In recent years, the fight against gender inequalities has become a central theme of public debate.

While measures have been announced to strengthen support for women victims of violence and fight against wage inequalities, certain phenomena remain largely unknown.    

According to a study by the Solidarité Femmes network of associations conducted in 2019, 23% of women victims of domestic violence say they suffer from financial pressure from their spouse, ranging from controlling their expenses to banning work or outright embezzlement. and simple of their salary.  

A question taken seriously by the deputies of the Delegation for Women's Rights to the National Assembly, who wish to include the notion of economic violence in French law in order to make it a crime.  

On the occasion of International Women's Day in the world, France 24 takes stock with Françoise Brié, spokesperson for the Solidarité Femmes network, specializing in the reception, support and accommodation of women victims of violence in France.  

What exactly does the notion of economic violence against women correspond to


From the work of associations and our national helpline, we have identified six forms of violence in domestic violence cases: verbal, psychological, physical, sexual, economic and administrative.

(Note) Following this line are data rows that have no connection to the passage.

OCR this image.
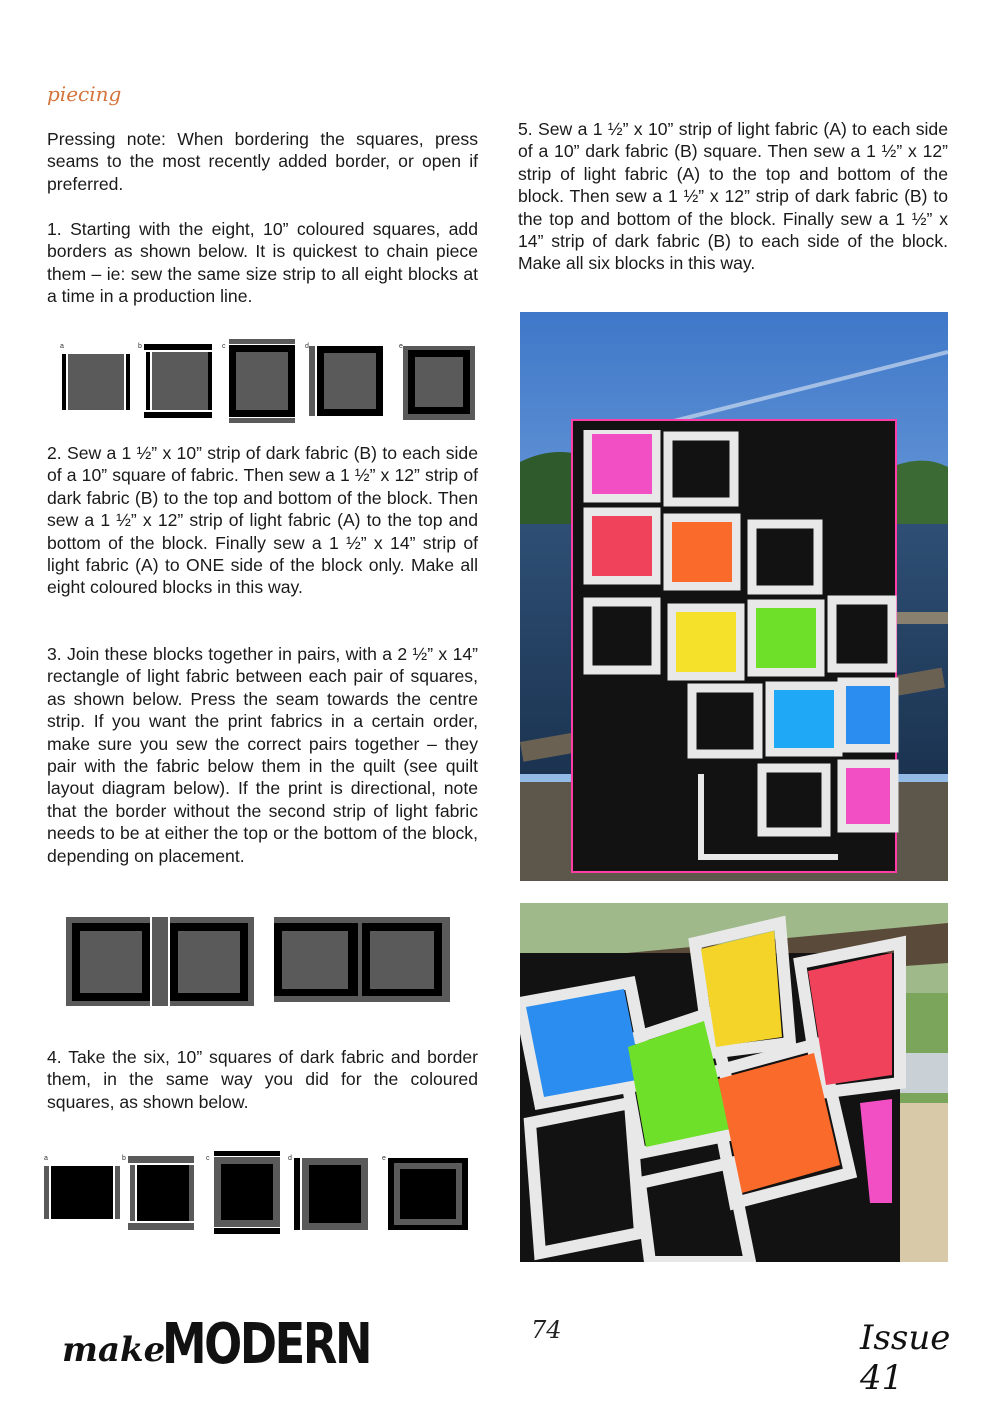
piecing

Pressing note: When bordering the squares, press seams to the most recently added border, or open if preferred.

1. Starting with the eight, 10” coloured squares, add borders as shown below. It is quickest to chain piece them – ie: sew the same size strip to all eight blocks at a time in a production line.

a	b	c	d	e

2. Sew a 1 ½” x 10” strip of dark fabric (B) to each side of a 10” square of fabric. Then sew a 1 ½” x 12” strip of dark fabric (B) to the top and bottom of the block. Then sew a 1 ½” x 12” strip of light fabric (A) to the top and bottom of the block. Finally sew a 1 ½” x 14” strip of light fabric (A) to ONE side of the block only. Make all eight coloured blocks in this way.

3. Join these blocks together in pairs, with a 2 ½” x 14” rectangle of light fabric between each pair of squares, as shown below. Press the seam towards the centre strip. If you want the print fabrics in a certain order, make sure you sew the correct pairs together – they pair with the fabric below them in the quilt (see quilt layout diagram below). If the print is directional, note that the border without the second strip of light fabric needs to be at either the top or the bottom of the block, depending on placement.

4. Take the six, 10” squares of dark fabric and border them, in the same way you did for the coloured squares, as shown below.

a	b	c	d	e

5. Sew a 1 ½” x 10” strip of light fabric (A) to each side of a 10” dark fabric (B) square. Then sew a 1 ½” x 12” strip of light fabric (A) to the top and bottom of the block. Then sew a 1 ½” x 12” strip of dark fabric (B) to the top and bottom of the block. Finally sew a 1 ½” x 14” strip of dark fabric (B) to each side of the block. Make all six blocks in this way.

make
MODERN	74	Issue 41
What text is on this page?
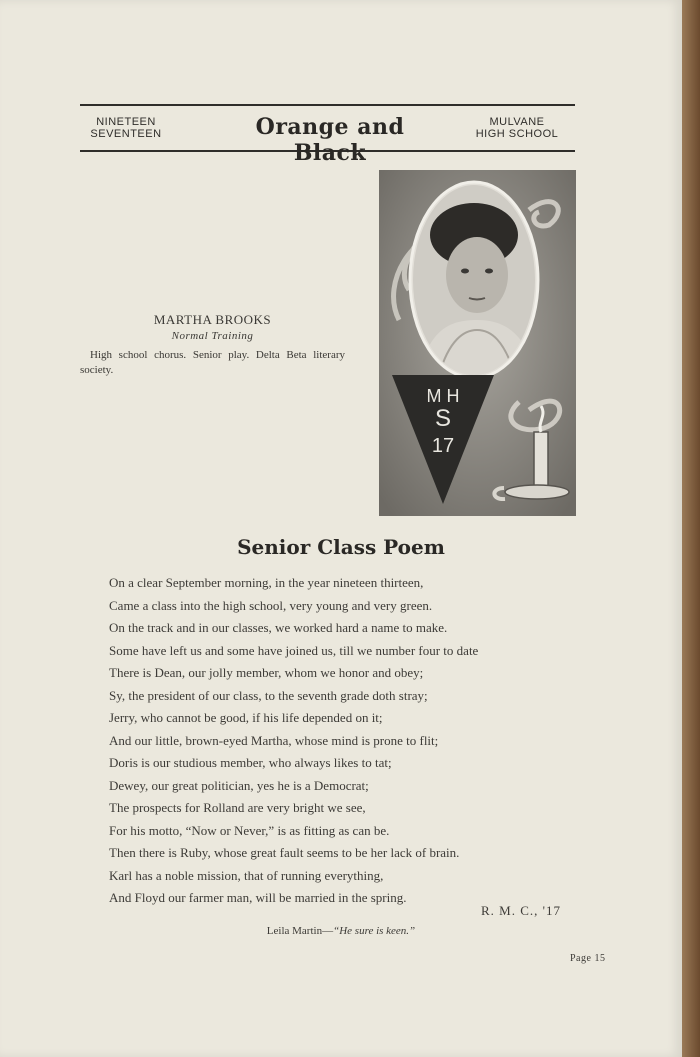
NINETEEN
SEVENTEEN	Orange and Black
MULVANE
HIGH SCHOOL
MARTHA BROOKS
Normal Training
High school chorus. Senior play. Delta Beta literary society.
M H
S
17
Senior Class Poem
On a clear September morning, in the year nineteen thirteen,
Came a class into the high school, very young and very green.
On the track and in our classes, we worked hard a name to make.
Some have left us and some have joined us, till we number four to date
There is Dean, our jolly member, whom we honor and obey;
Sy, the president of our class, to the seventh grade doth stray;
Jerry, who cannot be good, if his life depended on it;
And our little, brown-eyed Martha, whose mind is prone to flit;
Doris is our studious member, who always likes to tat;
Dewey, our great politician, yes he is a Democrat;
The prospects for Rolland are very bright we see,
For his motto, “Now or Never,” is as fitting as can be.
Then there is Ruby, whose great fault seems to be her lack of brain.
Karl has a noble mission, that of running everything,
And Floyd our farmer man, will be married in the spring.
R. M. C., '17
Leila Martin—“He sure is keen.”
Page 15
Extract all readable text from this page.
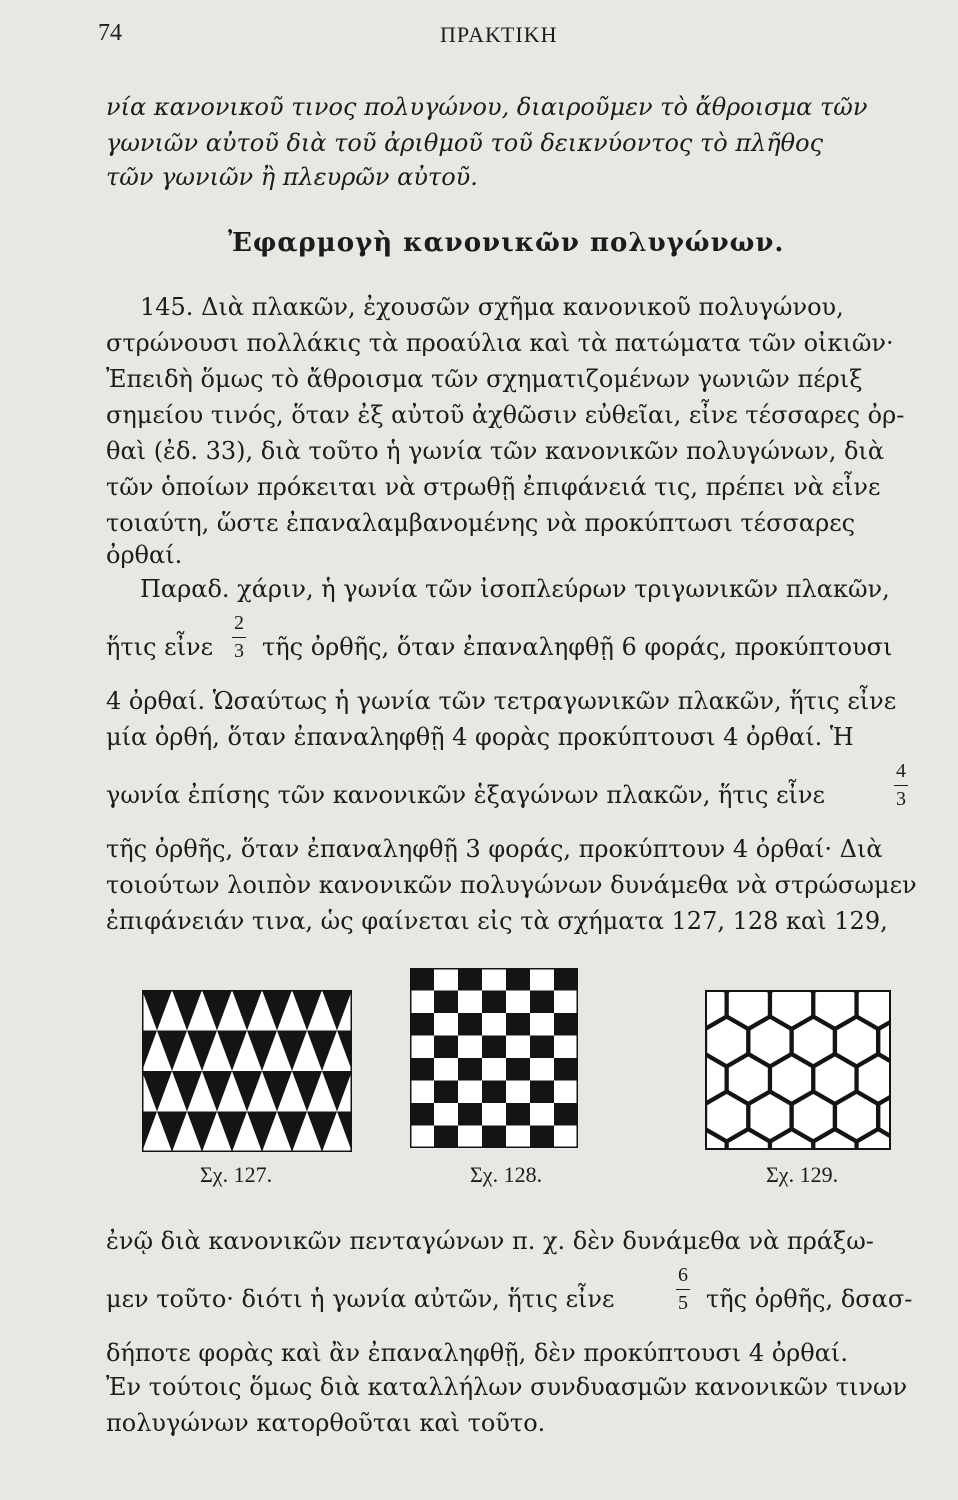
74	ΠΡΑΚΤΙΚΗ
νία κανονικοῦ τινος πολυγώνου, διαιροῦμεν τὸ ἄθροισμα τῶν
γωνιῶν αὐτοῦ διὰ τοῦ ἀριθμοῦ τοῦ δεικνύοντος τὸ πλῆθος
τῶν γωνιῶν ἢ πλευρῶν αὐτοῦ.
Ἐφαρμογὴ κανονικῶν πολυγώνων.
145. Διὰ πλακῶν, ἐχουσῶν σχῆμα κανονικοῦ πολυγώνου,
στρώνουσι πολλάκις τὰ προαύλια καὶ τὰ πατώματα τῶν οἰκιῶν·
Ἐπειδὴ ὅμως τὸ ἄθροισμα τῶν σχηματιζομένων γωνιῶν πέριξ
σημείου τινός, ὅταν ἐξ αὐτοῦ ἀχθῶσιν εὐθεῖαι, εἶνε τέσσαρες ὀρ-
θαὶ (ἐδ. 33), διὰ τοῦτο ἡ γωνία τῶν κανονικῶν πολυγώνων, διὰ
τῶν ὁποίων πρόκειται νὰ στρωθῇ ἐπιφάνειά τις, πρέπει νὰ εἶνε
τοιαύτη, ὥστε ἐπαναλαμβανομένης νὰ προκύπτωσι τέσσαρες
ὀρθαί.
Παραδ. χάριν, ἡ γωνία τῶν ἰσοπλεύρων τριγωνικῶν πλακῶν,
ἥτις εἶνε
2
3 τῆς ὀρθῆς, ὅταν ἐπαναληφθῇ 6 φοράς, προκύπτουσι
4 ὀρθαί. Ὡσαύτως ἡ γωνία τῶν τετραγωνικῶν πλακῶν, ἥτις εἶνε
μία ὀρθή, ὅταν ἐπαναληφθῇ 4 φορὰς προκύπτουσι 4 ὀρθαί. Ἡ
γωνία ἐπίσης τῶν κανονικῶν ἑξαγώνων πλακῶν, ἥτις εἶνε
4
3
τῆς ὀρθῆς, ὅταν ἐπαναληφθῇ 3 φοράς, προκύπτουν 4 ὀρθαί· Διὰ
τοιούτων λοιπὸν κανονικῶν πολυγώνων δυνάμεθα νὰ στρώσωμεν
ἐπιφάνειάν τινα, ὡς φαίνεται εἰς τὰ σχήματα 127, 128 καὶ 129,
Σχ. 127.	Σχ. 128.	Σχ. 129.
ἐνῷ διὰ κανονικῶν πενταγώνων π. χ. δὲν δυνάμεθα νὰ πράξω-
μεν τοῦτο· διότι ἡ γωνία αὐτῶν, ἥτις εἶνε
6
5 τῆς ὀρθῆς, δσασ-
δήποτε φορὰς καὶ ἂν ἐπαναληφθῇ, δὲν προκύπτουσι 4 ὀρθαί.
Ἐν τούτοις ὅμως διὰ καταλλήλων συνδυασμῶν κανονικῶν τινων
πολυγώνων κατορθοῦται καὶ τοῦτο.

Economic violence brings together a set of actions of controls on the financial autonomy of women such as blackmail in finances, harassment on the control of purchases, confiscation of wages or property, or even the prohibition to work.   

This type of violence takes place within the household, but can also continue after separation, with non-payment of bail or repeated legal proceedings against women with little or no resources.

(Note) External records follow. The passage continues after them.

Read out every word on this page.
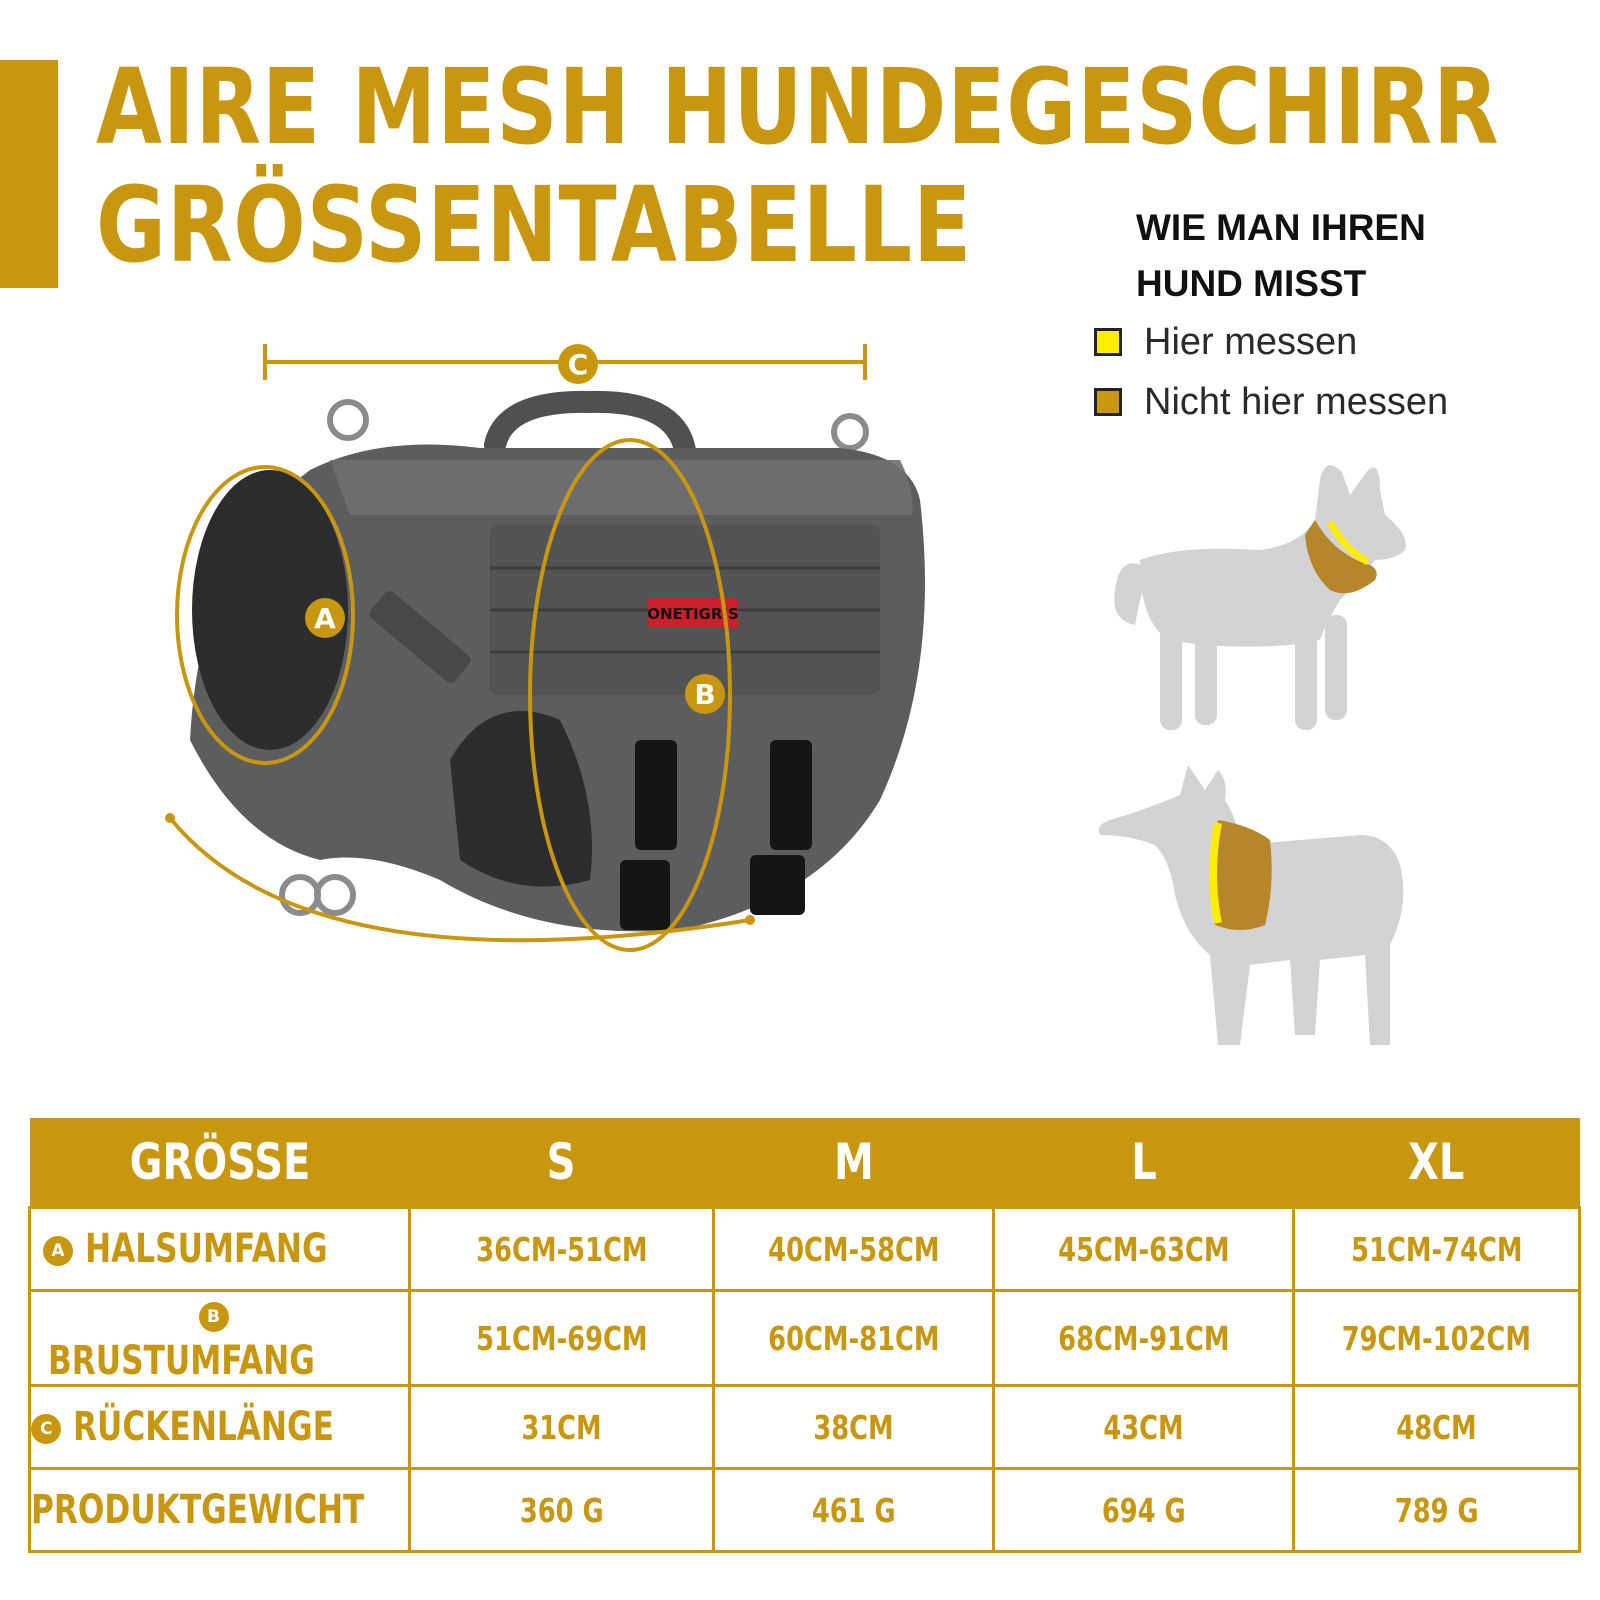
AIRE MESH HUNDEGESCHIRR
GRÖSSENTABELLE	WIE MAN IHREN
HUND MISST
Hier messen
Nicht hier messen
ONETIGRIS
C
A
B
GRÖSSE	S	M	L	XL
A HALSUMFANG	36CM-51CM	40CM-58CM	45CM-63CM	51CM-74CM
BBRUSTUMFANG	51CM-69CM	60CM-81CM	68CM-91CM	79CM-102CM
C RÜCKENLÄNGE	31CM	38CM	43CM	48CM
PRODUKTGEWICHT	360 G	461 G	694 G	789 G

It is important to understand that we are not taking part in simple couple disputes, but in domestic violence that is sometimes very serious.  

How do you assess the extent of this phenomenon in France


Few statistics are available on this subject, which is still little taken into account in studies on domestic violence.

But it is a recurring subject for associations working on the issue.

In our 2019 study, based on nearly 13,000 cases of domestic violence, more than one in five women told us about this type of financial pressure.

Among the 3,000 examples that we then listed, a woman told us that she received 20 euros per week for herself and her children.

Another signed the partition of her property in favor of her abusive spouse at the notary, despite the latter's warnings.

We have also had cases of women to whom the spouse charged the living expenses while he paid the drafts and refused any division of the property upon separation.   

Our study indicates that this is a widespread phenomenon that affects all socio-professional categories, from workers to senior executives.  

What are the priorities today to fight against this type of violence


Women exposed to this type of violence sometimes find themselves without resources and without housing in the event of separation.

As such, we need more emergency reception places and we also ask for the establishment of a temporary allowance that could allow associations to focus more effectively on psychological support for people, procedures administrative procedures and return to work when necessary.   

At the associative level, there is a lot of work to deconstruct these sexist phenomena with women and make them aware that they are not guilty, and that their spouses exercise control.

This step is all the more complicated as economic violence is often insidious and takes place in a societal framework that is already unequal for women.  

Politically, things are starting to move forward.

LREM deputy Marie-Pierre Rixain wants to make the payment of salaries of female employees into an account in their name, to protect their financial autonomy.

It is a measure that goes in the right direction, but we must go further by including economic violence in French law to make it criminal offenses.

The fight against economic violence must be a priority, just like the fight against sexual violence and the issue of accommodation for victims.